The Search for Acceptance

As with any empirical research, scientists with the World Well-Being Project worry about response bias. In social media, the bias presents differently than, say, a person taking a paper survey always checking the fourth box.

“Frowny faces are generally, predictively speaking at a population level, associated with neuroticism.”

The problem with social media, Eichstaedt said, is that people typically are searching for acceptance.

“You want yourself to be approved of by your peers, by people you’re connected with on Facebook,” he noted. “So as a result, you might selectively present the information about your life to your peers in such a way that they respond favorably.”

That means users may suppress their negative emotions or post benign status updates that mask the upheaval going on in their lives.

“The trickiness of managing a social identity is that it exists at the interface between these different worlds, and some people follow the safe route, which means they turn their Facebook into their LinkedIn, which means you post updates about your job and about your very predictable, generic accomplishments,” Eichstaedt said.

When that happens, Facebook loses some of its social function, he added.

Despite these drawbacks, the data mined from social media is proving invaluable for researchers.
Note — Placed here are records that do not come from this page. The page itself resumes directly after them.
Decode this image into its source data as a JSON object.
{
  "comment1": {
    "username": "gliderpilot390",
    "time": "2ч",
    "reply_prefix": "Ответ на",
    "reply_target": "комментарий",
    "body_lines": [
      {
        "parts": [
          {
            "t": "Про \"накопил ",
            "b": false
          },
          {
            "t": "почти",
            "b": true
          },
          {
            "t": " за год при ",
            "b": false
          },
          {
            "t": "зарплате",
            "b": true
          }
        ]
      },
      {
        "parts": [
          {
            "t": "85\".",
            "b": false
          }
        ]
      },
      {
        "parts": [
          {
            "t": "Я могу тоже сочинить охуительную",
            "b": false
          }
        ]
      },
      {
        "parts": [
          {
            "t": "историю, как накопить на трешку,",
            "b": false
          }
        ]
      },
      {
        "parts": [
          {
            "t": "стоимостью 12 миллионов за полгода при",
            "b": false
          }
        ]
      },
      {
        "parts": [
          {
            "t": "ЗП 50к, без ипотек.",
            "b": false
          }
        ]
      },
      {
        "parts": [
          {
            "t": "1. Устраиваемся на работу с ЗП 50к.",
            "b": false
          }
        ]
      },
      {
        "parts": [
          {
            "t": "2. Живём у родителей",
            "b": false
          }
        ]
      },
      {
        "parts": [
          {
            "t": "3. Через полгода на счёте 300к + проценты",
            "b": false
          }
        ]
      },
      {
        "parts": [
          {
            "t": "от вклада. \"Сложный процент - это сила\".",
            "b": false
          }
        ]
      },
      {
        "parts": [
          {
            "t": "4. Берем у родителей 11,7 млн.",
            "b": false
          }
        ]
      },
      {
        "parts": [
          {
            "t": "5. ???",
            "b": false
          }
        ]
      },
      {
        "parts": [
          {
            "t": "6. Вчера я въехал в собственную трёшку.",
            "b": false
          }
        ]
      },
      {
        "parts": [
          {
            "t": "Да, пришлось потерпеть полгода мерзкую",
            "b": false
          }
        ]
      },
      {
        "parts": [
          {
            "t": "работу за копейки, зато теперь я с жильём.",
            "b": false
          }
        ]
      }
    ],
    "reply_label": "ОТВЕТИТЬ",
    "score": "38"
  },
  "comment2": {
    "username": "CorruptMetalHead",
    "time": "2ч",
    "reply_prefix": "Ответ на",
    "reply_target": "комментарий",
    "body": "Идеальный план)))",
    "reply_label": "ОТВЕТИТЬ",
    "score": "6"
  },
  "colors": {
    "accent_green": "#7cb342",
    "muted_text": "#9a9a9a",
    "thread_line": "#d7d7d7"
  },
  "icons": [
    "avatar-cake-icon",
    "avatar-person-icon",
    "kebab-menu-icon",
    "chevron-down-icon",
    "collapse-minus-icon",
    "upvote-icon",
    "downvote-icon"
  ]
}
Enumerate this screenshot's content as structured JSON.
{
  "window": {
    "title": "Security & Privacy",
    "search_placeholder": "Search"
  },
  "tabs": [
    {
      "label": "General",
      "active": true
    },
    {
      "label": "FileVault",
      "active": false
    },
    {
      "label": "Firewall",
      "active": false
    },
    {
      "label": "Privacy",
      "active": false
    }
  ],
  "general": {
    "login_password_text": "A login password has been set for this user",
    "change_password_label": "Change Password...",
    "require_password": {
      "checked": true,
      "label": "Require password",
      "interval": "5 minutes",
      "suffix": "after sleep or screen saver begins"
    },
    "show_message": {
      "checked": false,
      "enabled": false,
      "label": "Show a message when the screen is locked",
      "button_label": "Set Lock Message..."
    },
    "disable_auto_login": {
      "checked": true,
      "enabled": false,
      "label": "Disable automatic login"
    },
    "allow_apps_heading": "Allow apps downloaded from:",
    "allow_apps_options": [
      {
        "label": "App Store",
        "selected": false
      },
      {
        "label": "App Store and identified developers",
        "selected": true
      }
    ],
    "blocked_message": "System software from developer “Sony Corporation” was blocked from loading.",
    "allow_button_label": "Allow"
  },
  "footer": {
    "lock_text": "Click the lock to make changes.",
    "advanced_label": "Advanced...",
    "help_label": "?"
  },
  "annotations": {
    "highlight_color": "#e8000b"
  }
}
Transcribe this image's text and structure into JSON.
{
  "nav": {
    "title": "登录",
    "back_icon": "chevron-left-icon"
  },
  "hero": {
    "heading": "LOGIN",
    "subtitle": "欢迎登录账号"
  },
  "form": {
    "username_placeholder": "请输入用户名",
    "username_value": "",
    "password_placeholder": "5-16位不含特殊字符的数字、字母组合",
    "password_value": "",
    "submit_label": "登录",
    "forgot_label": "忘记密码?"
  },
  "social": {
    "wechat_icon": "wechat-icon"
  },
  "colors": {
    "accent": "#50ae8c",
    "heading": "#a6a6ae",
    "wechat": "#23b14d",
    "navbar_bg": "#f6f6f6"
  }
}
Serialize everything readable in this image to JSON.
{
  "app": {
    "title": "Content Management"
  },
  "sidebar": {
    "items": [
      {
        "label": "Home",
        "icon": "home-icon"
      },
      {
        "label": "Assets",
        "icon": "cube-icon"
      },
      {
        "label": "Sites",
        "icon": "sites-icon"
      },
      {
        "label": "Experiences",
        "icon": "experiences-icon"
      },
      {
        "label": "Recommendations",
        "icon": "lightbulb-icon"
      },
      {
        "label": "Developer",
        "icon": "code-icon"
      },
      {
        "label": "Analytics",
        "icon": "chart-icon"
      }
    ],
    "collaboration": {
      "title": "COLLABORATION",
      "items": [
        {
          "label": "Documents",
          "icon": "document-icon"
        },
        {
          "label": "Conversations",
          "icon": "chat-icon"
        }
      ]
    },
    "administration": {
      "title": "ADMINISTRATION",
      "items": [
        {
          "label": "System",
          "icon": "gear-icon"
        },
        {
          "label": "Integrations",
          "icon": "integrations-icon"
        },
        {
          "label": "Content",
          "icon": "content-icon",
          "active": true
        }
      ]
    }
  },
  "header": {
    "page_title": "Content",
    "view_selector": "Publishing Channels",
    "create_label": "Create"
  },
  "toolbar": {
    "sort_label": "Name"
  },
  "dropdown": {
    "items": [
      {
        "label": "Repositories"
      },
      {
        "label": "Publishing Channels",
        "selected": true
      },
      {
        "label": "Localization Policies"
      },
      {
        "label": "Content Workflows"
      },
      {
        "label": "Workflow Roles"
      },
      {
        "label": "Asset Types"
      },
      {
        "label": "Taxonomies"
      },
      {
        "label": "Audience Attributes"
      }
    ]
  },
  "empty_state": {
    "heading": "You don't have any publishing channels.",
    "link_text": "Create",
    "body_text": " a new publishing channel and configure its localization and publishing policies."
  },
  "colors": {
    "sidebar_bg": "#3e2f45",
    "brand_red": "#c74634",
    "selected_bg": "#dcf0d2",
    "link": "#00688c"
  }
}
With more than half the U.S. population using Facebook at least once a month and traffic on Twitter measuring in the billions, Eichstaedt sees the burgeoning use of social media data as progress for social science. He is currently evaluating how the data can be used to detect depression.

“The penetration of social media over the past few years has been incredible,” Eichstaedt said. “Ten years ago, it was a novelty. Five years ago, it was sort of an annoyance for researchers. Now, it’s pretty clear that the next generation of big data sets that you can use for population health comes from these sources.”